Etude de dangers

Objectifs de l'étude de dangers

L'étude de dangers a pour objet de rendre compte de l’examen effectué par l’exploitant pour caractériser, analyser, évaluer, prévenir et réduire les risques du parc éolien projeté, autant que technologiquement réalisable et économiquement acceptable, que leurs causes soient intrinsèques aux substances ou matières utilisées, liées aux procédés mis en œuvre ou dues à la proximité d’autres risques d’origine interne ou externe à l’installation.

Cette étude est proportionnée aux risques présentés par les éoliennes projetées.
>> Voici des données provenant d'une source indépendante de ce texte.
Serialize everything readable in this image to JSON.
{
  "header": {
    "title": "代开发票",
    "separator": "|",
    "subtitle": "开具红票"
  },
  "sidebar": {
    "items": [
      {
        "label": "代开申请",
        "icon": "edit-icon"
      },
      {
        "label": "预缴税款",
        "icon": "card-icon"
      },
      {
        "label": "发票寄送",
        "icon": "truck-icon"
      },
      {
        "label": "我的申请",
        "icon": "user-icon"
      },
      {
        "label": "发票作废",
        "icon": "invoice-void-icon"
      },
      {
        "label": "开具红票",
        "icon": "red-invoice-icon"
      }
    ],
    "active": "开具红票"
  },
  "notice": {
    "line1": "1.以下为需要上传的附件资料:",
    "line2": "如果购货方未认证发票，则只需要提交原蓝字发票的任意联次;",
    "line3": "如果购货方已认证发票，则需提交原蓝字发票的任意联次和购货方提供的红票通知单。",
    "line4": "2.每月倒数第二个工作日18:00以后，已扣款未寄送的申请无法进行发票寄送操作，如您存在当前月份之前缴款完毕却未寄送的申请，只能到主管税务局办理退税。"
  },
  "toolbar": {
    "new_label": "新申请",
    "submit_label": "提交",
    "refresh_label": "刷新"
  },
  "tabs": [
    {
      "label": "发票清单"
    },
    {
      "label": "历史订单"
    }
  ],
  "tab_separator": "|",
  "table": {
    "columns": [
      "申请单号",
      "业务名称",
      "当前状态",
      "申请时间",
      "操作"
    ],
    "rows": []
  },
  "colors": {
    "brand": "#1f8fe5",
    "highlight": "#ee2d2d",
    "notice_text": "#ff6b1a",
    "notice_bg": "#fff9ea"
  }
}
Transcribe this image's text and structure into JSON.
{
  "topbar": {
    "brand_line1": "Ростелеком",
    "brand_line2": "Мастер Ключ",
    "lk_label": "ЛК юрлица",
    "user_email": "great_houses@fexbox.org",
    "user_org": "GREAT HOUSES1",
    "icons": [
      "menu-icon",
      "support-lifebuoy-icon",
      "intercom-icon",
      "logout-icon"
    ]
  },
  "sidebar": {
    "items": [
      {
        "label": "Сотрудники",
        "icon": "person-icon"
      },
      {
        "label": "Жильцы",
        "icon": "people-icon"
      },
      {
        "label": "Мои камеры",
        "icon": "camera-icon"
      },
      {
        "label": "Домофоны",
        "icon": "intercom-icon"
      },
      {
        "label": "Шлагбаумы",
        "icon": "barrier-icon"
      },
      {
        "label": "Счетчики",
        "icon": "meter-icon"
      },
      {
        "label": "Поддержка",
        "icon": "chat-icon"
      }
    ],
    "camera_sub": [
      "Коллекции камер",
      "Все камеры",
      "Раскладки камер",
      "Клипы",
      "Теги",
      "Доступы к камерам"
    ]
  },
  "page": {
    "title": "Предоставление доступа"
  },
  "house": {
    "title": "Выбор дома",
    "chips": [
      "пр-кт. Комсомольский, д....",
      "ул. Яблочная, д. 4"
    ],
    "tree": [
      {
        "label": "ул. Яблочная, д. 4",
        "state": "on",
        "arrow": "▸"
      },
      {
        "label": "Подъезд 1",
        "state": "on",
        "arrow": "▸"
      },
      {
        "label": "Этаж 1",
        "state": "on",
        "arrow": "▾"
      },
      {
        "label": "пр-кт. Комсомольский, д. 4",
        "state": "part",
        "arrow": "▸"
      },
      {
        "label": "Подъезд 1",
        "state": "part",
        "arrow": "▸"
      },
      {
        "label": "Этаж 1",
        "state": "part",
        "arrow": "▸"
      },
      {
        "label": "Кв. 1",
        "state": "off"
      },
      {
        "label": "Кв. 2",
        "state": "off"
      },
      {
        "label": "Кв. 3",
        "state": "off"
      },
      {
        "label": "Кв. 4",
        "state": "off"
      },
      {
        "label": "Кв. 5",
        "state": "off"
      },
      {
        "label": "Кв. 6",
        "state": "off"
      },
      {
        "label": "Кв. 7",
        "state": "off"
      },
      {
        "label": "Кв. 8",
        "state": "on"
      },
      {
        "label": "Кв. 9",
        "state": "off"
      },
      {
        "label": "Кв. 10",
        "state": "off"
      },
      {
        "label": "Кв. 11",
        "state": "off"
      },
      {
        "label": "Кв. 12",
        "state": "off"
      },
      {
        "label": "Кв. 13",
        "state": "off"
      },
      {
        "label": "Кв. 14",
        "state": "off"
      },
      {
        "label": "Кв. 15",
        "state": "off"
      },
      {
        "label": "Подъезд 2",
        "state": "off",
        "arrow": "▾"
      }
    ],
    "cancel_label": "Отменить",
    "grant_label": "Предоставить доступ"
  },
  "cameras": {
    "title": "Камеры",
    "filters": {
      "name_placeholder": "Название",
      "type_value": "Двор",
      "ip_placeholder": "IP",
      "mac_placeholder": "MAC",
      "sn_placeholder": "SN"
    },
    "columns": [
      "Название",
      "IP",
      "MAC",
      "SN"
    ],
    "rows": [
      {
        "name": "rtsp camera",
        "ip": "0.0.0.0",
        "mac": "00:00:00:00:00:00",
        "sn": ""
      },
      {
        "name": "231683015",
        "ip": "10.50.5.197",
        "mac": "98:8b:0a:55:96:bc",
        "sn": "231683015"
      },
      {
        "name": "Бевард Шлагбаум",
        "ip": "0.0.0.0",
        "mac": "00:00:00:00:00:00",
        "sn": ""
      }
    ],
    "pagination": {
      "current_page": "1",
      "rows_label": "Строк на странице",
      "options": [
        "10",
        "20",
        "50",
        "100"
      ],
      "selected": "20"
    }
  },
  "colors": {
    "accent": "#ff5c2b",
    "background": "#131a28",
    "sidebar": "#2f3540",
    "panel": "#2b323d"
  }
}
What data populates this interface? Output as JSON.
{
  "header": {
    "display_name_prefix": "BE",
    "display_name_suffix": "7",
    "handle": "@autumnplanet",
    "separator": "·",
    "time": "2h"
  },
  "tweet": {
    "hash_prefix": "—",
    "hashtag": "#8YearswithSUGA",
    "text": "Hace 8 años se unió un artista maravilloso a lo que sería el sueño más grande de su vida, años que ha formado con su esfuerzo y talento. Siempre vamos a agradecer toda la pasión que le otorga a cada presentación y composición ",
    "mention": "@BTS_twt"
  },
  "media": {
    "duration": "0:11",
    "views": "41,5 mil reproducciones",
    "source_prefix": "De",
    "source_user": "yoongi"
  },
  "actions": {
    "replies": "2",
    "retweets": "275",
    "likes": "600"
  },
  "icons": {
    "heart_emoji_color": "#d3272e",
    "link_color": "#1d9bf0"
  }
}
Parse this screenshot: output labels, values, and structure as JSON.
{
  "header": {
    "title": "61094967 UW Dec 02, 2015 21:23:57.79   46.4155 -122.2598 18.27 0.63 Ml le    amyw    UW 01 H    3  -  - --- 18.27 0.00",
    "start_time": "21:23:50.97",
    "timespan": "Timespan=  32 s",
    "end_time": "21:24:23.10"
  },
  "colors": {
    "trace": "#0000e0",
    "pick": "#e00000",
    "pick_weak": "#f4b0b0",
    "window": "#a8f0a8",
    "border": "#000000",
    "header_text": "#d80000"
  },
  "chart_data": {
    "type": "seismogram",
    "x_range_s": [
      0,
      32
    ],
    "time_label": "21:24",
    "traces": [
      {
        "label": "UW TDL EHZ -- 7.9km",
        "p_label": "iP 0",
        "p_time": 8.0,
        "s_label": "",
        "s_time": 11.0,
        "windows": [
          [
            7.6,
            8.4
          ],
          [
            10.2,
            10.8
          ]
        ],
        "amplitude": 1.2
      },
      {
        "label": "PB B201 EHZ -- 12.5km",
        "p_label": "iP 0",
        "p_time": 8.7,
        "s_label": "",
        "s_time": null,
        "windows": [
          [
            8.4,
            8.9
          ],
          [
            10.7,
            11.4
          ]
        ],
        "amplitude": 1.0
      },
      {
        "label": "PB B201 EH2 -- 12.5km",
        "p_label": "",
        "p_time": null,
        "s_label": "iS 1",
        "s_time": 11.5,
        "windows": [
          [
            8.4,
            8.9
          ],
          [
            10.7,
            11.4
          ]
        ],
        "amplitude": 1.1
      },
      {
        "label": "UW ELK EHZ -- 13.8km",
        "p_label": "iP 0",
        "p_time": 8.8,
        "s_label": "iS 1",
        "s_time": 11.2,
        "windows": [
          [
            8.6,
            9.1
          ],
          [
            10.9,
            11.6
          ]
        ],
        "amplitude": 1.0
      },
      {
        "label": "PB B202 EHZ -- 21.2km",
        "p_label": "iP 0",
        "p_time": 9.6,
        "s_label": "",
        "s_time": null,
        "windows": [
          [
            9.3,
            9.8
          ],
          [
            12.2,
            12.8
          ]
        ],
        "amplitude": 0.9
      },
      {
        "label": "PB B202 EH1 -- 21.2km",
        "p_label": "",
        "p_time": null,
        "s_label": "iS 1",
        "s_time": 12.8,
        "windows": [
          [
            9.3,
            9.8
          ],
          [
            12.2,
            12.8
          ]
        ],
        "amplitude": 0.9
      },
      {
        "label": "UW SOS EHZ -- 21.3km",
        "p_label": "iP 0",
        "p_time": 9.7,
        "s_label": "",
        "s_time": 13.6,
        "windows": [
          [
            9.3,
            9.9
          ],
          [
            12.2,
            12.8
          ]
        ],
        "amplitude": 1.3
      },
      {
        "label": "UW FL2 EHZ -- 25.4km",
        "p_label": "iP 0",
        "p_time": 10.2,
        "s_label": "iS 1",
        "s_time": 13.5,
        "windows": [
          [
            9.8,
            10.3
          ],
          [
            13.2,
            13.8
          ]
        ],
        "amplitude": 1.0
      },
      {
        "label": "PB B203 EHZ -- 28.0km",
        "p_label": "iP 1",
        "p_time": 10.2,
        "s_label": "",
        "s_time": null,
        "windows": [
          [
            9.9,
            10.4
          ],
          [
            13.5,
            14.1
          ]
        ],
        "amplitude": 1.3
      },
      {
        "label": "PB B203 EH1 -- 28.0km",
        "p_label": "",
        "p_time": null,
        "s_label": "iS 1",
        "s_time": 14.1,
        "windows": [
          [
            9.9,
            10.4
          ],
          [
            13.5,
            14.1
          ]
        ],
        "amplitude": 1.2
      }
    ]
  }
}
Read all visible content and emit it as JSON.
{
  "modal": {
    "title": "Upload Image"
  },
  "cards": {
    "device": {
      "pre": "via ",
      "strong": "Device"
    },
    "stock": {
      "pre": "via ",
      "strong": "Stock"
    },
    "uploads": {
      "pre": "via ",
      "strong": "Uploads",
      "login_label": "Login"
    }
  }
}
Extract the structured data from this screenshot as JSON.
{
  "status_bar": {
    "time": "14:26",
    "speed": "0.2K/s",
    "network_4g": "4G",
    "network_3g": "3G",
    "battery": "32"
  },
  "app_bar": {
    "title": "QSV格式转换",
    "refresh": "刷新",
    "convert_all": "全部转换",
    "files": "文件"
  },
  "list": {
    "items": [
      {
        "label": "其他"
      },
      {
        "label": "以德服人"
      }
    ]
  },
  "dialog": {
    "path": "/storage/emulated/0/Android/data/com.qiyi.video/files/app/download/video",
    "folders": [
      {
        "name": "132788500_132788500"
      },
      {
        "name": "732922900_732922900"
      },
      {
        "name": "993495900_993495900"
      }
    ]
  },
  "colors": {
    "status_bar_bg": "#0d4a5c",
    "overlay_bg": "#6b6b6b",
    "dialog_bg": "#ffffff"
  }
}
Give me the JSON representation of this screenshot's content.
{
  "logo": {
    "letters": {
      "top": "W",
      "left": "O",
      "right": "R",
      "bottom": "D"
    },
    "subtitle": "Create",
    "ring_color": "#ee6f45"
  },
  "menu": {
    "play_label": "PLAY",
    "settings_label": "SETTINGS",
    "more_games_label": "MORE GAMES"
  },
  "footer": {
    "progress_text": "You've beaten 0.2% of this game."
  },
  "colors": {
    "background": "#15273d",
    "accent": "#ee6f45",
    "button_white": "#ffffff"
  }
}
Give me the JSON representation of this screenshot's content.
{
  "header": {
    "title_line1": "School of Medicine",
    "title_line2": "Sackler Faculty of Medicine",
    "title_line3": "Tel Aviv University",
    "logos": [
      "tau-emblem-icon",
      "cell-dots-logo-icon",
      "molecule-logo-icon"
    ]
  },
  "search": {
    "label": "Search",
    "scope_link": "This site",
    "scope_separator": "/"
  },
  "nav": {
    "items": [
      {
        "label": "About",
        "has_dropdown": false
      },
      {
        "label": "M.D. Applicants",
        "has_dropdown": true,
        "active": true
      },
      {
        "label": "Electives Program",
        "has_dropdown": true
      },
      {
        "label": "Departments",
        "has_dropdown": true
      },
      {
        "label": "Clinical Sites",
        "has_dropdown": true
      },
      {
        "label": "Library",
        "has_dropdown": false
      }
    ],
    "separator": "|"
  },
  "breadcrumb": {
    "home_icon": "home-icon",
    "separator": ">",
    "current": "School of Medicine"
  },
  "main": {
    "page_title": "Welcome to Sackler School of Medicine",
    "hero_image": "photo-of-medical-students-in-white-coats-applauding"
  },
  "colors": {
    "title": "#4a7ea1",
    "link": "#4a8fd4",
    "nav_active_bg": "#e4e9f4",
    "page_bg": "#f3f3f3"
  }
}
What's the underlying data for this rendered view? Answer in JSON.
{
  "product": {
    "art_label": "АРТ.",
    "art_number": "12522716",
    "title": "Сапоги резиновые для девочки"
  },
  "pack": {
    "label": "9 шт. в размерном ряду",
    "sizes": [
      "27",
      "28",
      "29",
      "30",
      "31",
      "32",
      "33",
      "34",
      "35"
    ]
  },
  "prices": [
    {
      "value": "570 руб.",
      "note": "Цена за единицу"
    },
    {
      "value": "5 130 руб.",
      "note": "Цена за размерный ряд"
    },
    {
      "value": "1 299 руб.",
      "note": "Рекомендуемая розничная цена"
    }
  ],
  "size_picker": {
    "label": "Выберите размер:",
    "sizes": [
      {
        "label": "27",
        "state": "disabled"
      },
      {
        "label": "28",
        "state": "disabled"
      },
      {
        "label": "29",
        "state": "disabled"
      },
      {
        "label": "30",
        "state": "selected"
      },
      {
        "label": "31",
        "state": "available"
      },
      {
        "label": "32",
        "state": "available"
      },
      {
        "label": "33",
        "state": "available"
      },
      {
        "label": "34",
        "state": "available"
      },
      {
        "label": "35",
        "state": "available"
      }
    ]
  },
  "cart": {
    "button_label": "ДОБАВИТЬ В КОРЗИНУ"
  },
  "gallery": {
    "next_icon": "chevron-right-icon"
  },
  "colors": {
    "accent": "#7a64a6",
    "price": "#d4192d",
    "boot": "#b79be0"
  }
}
Le choix de la méthode d’analyse utilisée et la justification des mesures de prévention, de protection et d’intervention sont adaptés à la nature et la complexité des installations et de leurs risques.

Elle précise l’ensemble des mesures de maîtrise des risques mises en œuvre sur le parc éolien qui réduisent le risque à l’intérieur et à l’extérieur des éoliennes à un niveau jugé acceptable par l’exploitant.

Ainsi, cette étude permet une approche rationnelle et objective des risques encourus par les personnes ou l’environnement, en satisfaisant les principaux objectifs suivants :

  • améliorer la réflexion sur la sécurité à l’intérieur de l’entreprise afin de réduire les risques et optimiser la politique de prévention ;
  • favoriser le dialogue technique avec les autorités d’inspection pour la prise en compte des parades techniques et organisationnelles dans l’arrêté d’autorisation ;
  • informer le public dans la meilleure transparence possible en lui fournissant des éléments d’appréciation clairs sur les risques.

Contexte législatif et réglementaire

Les objectifs et le contenu de l’étude de dangers sont définis dans la partie du Code de l'environnement relative aux installations classées. Selon l’article L. 512-1, l’étude de dangers expose les risques que peut présenter l'installation pour les intérêts visés à l’article L. 511-1 en cas d'accident, que la cause soit interne ou externe à l’installation.

L’arrêté du 29 septembre 2005 relatif à l’évaluation et à la prise en compte de la probabilité d’occurrence, de la cinétique, de l’intensité des effets et de la gravité des conséquences des accidents potentiels dans les études de dangers des installations classés soumises à autorisation [10]fournit un cadre méthodologique pour les évaluations des scénarios d’accident majeurs. Il impose une évaluation des accidents majeurs sur les personnes uniquement et non sur la totalité des enjeux identifiés dans l’article L. 511-1. En cohérence avec cette réglementation et dans le but d’adopter une démarche proportionnée, l’évaluation des accidents majeurs dans l’étude de dangers d’un parc d’aérogénérateurs s’intéressera prioritairement aux dommages sur les personnes. Pour les parcs éoliens, les atteintes à l’environnement, l’impact sur le fonctionnement des radars et les problématiques liées à la circulation aérienne feront l’objet d’une évaluation détaillée au sein de l’étude d’impact.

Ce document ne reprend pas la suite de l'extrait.